Esta semana se ha puesto en entredicho la institucionalidad mediante dos hechos inconexos pero ilustrativos. El impacto causado por las dudas generalizadas, provoca por extensión desconsuelo y un espantoso costumbrismo: aquí todo cambia para seguir igual. La democracia a la guatemalteca, está en medio del acoso y el agobio. Por un lado las estructuras fácticas criminales y para desdicha nuestra, por el otro, la clase política.
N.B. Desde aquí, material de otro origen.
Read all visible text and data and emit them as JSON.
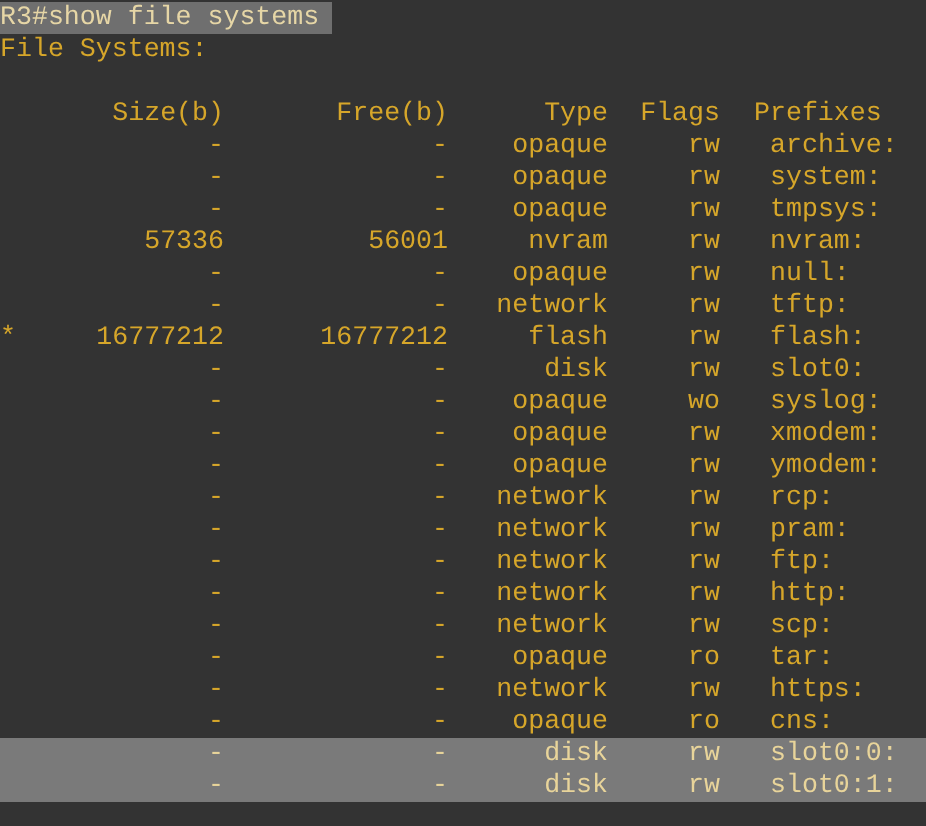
{
  "command": {
    "text": "R3#show file systems",
    "selected": true
  },
  "heading": "File Systems:",
  "columns": [
    "Size(b)",
    "Free(b)",
    "Type",
    "Flags",
    "Prefixes"
  ],
  "rows": [
    {
      "size": "-",
      "free": "-",
      "type": "opaque",
      "flags": "rw",
      "prefix": "archive:",
      "selected": false
    },
    {
      "size": "-",
      "free": "-",
      "type": "opaque",
      "flags": "rw",
      "prefix": "system:",
      "selected": false
    },
    {
      "size": "-",
      "free": "-",
      "type": "opaque",
      "flags": "rw",
      "prefix": "tmpsys:",
      "selected": false
    },
    {
      "size": "57336",
      "free": "56001",
      "type": "nvram",
      "flags": "rw",
      "prefix": "nvram:",
      "selected": false
    },
    {
      "size": "-",
      "free": "-",
      "type": "opaque",
      "flags": "rw",
      "prefix": "null:",
      "selected": false
    },
    {
      "size": "-",
      "free": "-",
      "type": "network",
      "flags": "rw",
      "prefix": "tftp:",
      "selected": false
    },
    {
      "marker": "*",
      "size": "16777212",
      "free": "16777212",
      "type": "flash",
      "flags": "rw",
      "prefix": "flash:",
      "selected": false
    },
    {
      "size": "-",
      "free": "-",
      "type": "disk",
      "flags": "rw",
      "prefix": "slot0:",
      "selected": false
    },
    {
      "size": "-",
      "free": "-",
      "type": "opaque",
      "flags": "wo",
      "prefix": "syslog:",
      "selected": false
    },
    {
      "size": "-",
      "free": "-",
      "type": "opaque",
      "flags": "rw",
      "prefix": "xmodem:",
      "selected": false
    },
    {
      "size": "-",
      "free": "-",
      "type": "opaque",
      "flags": "rw",
      "prefix": "ymodem:",
      "selected": false
    },
    {
      "size": "-",
      "free": "-",
      "type": "network",
      "flags": "rw",
      "prefix": "rcp:",
      "selected": false
    },
    {
      "size": "-",
      "free": "-",
      "type": "network",
      "flags": "rw",
      "prefix": "pram:",
      "selected": false
    },
    {
      "size": "-",
      "free": "-",
      "type": "network",
      "flags": "rw",
      "prefix": "ftp:",
      "selected": false
    },
    {
      "size": "-",
      "free": "-",
      "type": "network",
      "flags": "rw",
      "prefix": "http:",
      "selected": false
    },
    {
      "size": "-",
      "free": "-",
      "type": "network",
      "flags": "rw",
      "prefix": "scp:",
      "selected": false
    },
    {
      "size": "-",
      "free": "-",
      "type": "opaque",
      "flags": "ro",
      "prefix": "tar:",
      "selected": false
    },
    {
      "size": "-",
      "free": "-",
      "type": "network",
      "flags": "rw",
      "prefix": "https:",
      "selected": false
    },
    {
      "size": "-",
      "free": "-",
      "type": "opaque",
      "flags": "ro",
      "prefix": "cns:",
      "selected": false
    },
    {
      "size": "-",
      "free": "-",
      "type": "disk",
      "flags": "rw",
      "prefix": "slot0:0:",
      "selected": true
    },
    {
      "size": "-",
      "free": "-",
      "type": "disk",
      "flags": "rw",
      "prefix": "slot0:1:",
      "selected": true
    }
  ]
}
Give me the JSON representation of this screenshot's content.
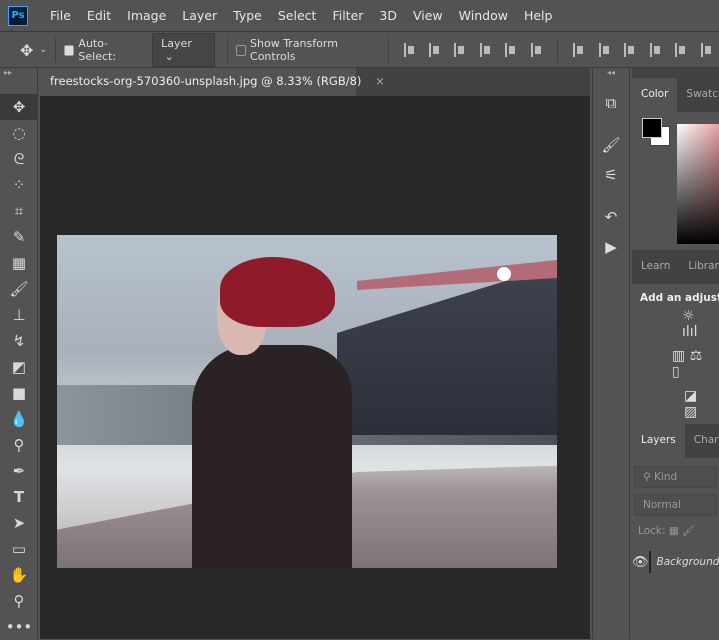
{
  "app": {
    "logo": "Ps"
  },
  "menu": [
    "File",
    "Edit",
    "Image",
    "Layer",
    "Type",
    "Select",
    "Filter",
    "3D",
    "View",
    "Window",
    "Help"
  ],
  "options": {
    "auto_select_label": "Auto-Select:",
    "auto_select_checked": true,
    "layer_select": "Layer",
    "show_transform_label": "Show Transform Controls",
    "show_transform_checked": false
  },
  "document": {
    "tab_title": "freestocks-org-570360-unsplash.jpg @ 8.33% (RGB/8)",
    "close": "×"
  },
  "tools": [
    "move",
    "marquee",
    "lasso",
    "quick-select",
    "crop",
    "eyedropper",
    "healing",
    "brush",
    "stamp",
    "history-brush",
    "eraser",
    "gradient",
    "blur",
    "dodge",
    "pen",
    "type",
    "path-select",
    "rectangle",
    "hand",
    "zoom",
    "more"
  ],
  "panels": {
    "color": {
      "tabs": [
        "Color",
        "Swatches"
      ],
      "foreground": "#000000",
      "background": "#ffffff"
    },
    "learn": {
      "tabs": [
        "Learn",
        "Libraries"
      ]
    },
    "adjustments": {
      "title": "Add an adjustment"
    },
    "layers": {
      "tabs": [
        "Layers",
        "Channels"
      ],
      "filter": "Kind",
      "blend_mode": "Normal",
      "lock_label": "Lock:",
      "layer_name": "Background"
    }
  }
}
Haber traído a colación la norma aún vigente del Decreto Número 40-74, que contiene la «Ley Obligatoria de Fomento para el Cultivo de Granos Básicos», sacando a luz con ello su incumplimiento por más de 30 años (el decreto fue sancionado el 26 de junio de 1974, forzado su cumplimiento durante la cosecha de 1975, con el terremoto de 1976 se echó al «olvido») para evidenciar que en este país a los poderosos si la ley NO les sirve, entonces la incumplen a sabiendas de la poca o nula capacidad del Estado por imponer su capacidad coercitiva.
Más allá de las diferencias en cuanto a las condiciones prevalecientes hace casi 34 años respecto de las actuales, el mentado decreto NO es como menciona en su columna Estuardo Zapeta una aplicación «correcta» de las «dictaduras de derecha» de aquél entonces y que ahora «resucita la socialdemocracia». Ese decreto tenía una intención contrainsurgente y no era para limitar la «libertad de hacer con nuestros bienes lo que queramos». La lógica era restar la inconformidad creciente por el hambre prevaleciente.
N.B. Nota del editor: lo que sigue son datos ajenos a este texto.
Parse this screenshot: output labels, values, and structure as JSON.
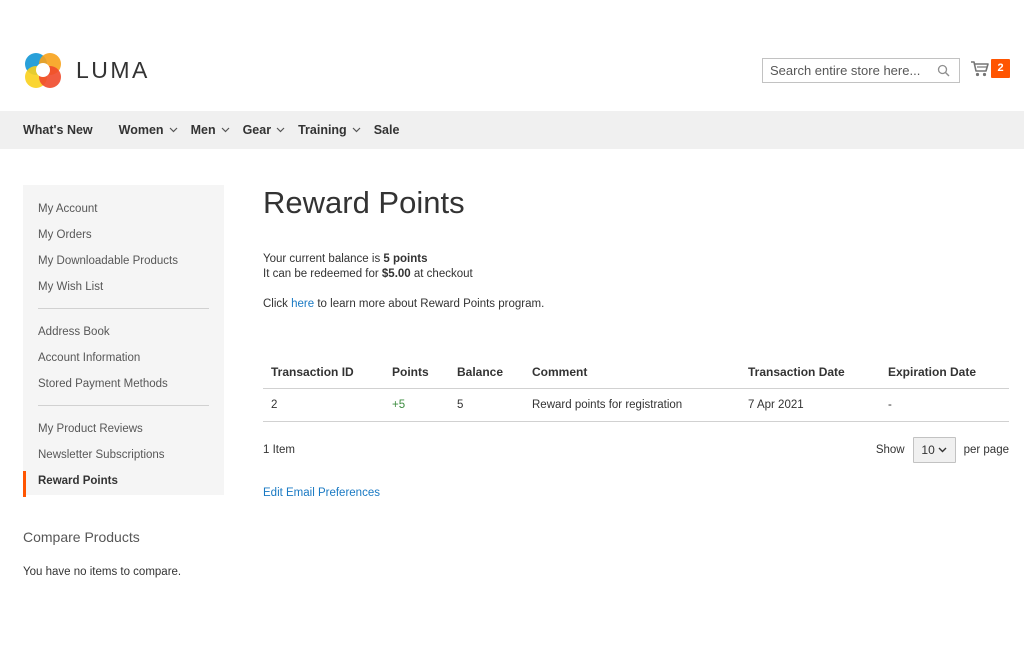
{
  "header": {
    "logo_text": "LUMA",
    "search": {
      "placeholder": "Search entire store here..."
    },
    "cart": {
      "count": "2"
    }
  },
  "nav": {
    "items": [
      {
        "label": "What's New",
        "has_dropdown": false
      },
      {
        "label": "Women",
        "has_dropdown": true
      },
      {
        "label": "Men",
        "has_dropdown": true
      },
      {
        "label": "Gear",
        "has_dropdown": true
      },
      {
        "label": "Training",
        "has_dropdown": true
      },
      {
        "label": "Sale",
        "has_dropdown": false
      }
    ]
  },
  "sidebar": {
    "items": [
      "My Account",
      "My Orders",
      "My Downloadable Products",
      "My Wish List",
      "Address Book",
      "Account Information",
      "Stored Payment Methods",
      "My Product Reviews",
      "Newsletter Subscriptions",
      "Reward Points"
    ],
    "current": "Reward Points"
  },
  "compare": {
    "title": "Compare Products",
    "empty_text": "You have no items to compare."
  },
  "main": {
    "title": "Reward Points",
    "balance": {
      "line1_prefix": "Your current balance is ",
      "points": "5 points",
      "line2_prefix": "It can be redeemed for ",
      "amount": "$5.00",
      "line2_suffix": " at checkout"
    },
    "learn": {
      "prefix": "Click ",
      "link": "here",
      "suffix": " to learn more about Reward Points program."
    },
    "table": {
      "headers": [
        "Transaction ID",
        "Points",
        "Balance",
        "Comment",
        "Transaction Date",
        "Expiration Date"
      ],
      "rows": [
        [
          "2",
          "+5",
          "5",
          "Reward points for registration",
          "7 Apr 2021",
          "-"
        ]
      ]
    },
    "toolbar": {
      "count": "1 Item",
      "show_label": "Show",
      "limit": "10",
      "per_page_label": "per page"
    },
    "edit_prefs": "Edit Email Preferences"
  },
  "colors": {
    "accent": "#ff5501",
    "link": "#1979c3",
    "positive": "#3d8c40",
    "nav_bg": "#f0f0f0",
    "sidebar_bg": "#f5f5f5"
  }
}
Volviendo a nuestro contexto actual. Evidenciar que tenemos normas que no se han cumplido, dañando con ello la vida de cientos de miles de guatemaltecos, como el decreto antes mencionado es una clara provocación a refundar al Estado de Guatemala. Pero aquí otro problema. Un problema enorme. La clase política, aquellas mujeres y hombres que hacen política partidaria, que son los únicos que legítimamente en una democracia representativa tienen la potestad de constituirse en legisladores y de ahí en potencialmente reformadores de este Estado caduco, agobian el desenvolvimiento de la institucionalidad democrática del país.
El escándalo suscitado en el Congreso de la República resucita a los detractores de la clase política, de hecho les aviva el espíritu por destruir al Estado por medio del desprestigio que se imponen a sí mismos los que conducen los entes políticos como este organismo. En la acepción que nos ofrece el Diccionario de la Lengua Española, acosar es: «perseguir, apremiar, importunar a alguien con molestias o requerimientos», tal el actuar de los poderosos en este país y de los criminales «organizados», vaya coincidencia…
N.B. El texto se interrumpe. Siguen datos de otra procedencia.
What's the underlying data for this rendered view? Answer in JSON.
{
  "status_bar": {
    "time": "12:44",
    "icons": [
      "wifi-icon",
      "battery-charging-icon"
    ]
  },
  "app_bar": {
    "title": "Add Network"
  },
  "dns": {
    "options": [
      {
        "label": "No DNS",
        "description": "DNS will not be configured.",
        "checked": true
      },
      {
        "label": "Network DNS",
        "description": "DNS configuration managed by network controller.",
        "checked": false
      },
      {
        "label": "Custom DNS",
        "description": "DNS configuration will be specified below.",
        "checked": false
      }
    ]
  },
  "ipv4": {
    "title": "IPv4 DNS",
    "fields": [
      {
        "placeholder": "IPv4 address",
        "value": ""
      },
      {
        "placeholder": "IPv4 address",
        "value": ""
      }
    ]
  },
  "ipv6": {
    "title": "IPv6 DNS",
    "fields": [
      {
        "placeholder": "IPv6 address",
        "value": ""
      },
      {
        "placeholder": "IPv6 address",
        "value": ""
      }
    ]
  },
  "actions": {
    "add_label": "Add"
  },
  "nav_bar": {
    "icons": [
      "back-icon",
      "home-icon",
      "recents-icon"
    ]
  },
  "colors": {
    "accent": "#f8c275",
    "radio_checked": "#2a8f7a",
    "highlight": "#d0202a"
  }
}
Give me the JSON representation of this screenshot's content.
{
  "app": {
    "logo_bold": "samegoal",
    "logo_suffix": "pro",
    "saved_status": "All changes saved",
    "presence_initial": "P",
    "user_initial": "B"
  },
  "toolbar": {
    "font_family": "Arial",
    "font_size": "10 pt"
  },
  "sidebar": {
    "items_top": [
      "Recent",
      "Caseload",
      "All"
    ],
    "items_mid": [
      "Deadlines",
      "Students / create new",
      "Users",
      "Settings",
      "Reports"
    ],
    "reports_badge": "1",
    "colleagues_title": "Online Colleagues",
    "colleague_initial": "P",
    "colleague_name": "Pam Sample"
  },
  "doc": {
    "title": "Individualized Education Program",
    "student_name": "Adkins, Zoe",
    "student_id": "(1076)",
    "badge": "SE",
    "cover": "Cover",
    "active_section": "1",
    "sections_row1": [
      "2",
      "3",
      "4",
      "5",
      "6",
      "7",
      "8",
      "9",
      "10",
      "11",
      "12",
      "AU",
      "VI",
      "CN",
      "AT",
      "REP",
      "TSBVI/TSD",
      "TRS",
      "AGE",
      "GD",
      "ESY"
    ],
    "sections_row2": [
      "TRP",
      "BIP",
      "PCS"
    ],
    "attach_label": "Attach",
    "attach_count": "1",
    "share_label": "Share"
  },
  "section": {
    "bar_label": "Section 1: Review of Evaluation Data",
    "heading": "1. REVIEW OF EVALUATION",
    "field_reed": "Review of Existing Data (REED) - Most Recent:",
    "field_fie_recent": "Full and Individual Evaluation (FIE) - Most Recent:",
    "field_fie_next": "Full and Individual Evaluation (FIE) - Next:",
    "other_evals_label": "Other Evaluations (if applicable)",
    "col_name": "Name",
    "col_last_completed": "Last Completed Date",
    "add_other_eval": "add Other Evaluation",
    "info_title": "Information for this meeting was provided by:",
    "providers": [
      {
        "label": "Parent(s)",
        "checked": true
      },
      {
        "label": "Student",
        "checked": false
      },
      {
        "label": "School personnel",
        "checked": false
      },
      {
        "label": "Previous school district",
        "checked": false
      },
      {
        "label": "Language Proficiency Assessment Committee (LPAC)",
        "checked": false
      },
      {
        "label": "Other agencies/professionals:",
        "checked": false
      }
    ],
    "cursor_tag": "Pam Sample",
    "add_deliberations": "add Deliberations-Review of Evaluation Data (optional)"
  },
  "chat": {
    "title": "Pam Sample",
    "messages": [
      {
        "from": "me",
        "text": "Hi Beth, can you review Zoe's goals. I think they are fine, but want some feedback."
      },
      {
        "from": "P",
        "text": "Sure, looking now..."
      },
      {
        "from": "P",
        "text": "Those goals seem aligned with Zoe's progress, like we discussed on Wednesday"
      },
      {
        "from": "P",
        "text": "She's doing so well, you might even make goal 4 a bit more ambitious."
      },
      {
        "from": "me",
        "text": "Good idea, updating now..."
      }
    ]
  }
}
El mismo diccionario nos dice que agobiar es: «imponer a alguien actividad o esfuerzos excesivos, preocupar gravemente, causar gran sufrimiento». Coligo entonces que están dadas las condiciones para afirmar que este régimen de elecciones que llamamos «democracia» se encuentra sitiado por el acoso y por el agobio. Un futuro incierto de seguir las aguas como van. Solicitudes de renuncia y antejuicio. Desacatos internos. Rebeldía acentuada. ¿Será que estaremos a las puertas de una nueva depuración y acentuando con ello el frágil equilibrio en el que se desenvuelve eso que también llamamos «gobernabilidad»?
Estamos frente a un gran problema impuesto por el marcado interés particular sobre el colectivo. Cada problema es una oportunidad que se nos suele afirmar. ¿Será que habrá una posibilidad de construir un verdadero Estado democrático en esta sociedad que se sumerge en la irónica complacencia del conformismo y la indiferencia? ¿Será que podrá surgir algún movimiento que ilustre que en este hoyo, más grande que el del Barrio San Antonio, hay algún atisbo de salida? Como que si la crisis internacional no fuera suficiente nos buscamos mayores problemas internos. ¿En dónde está el sentido común, el menos común de los sentidos?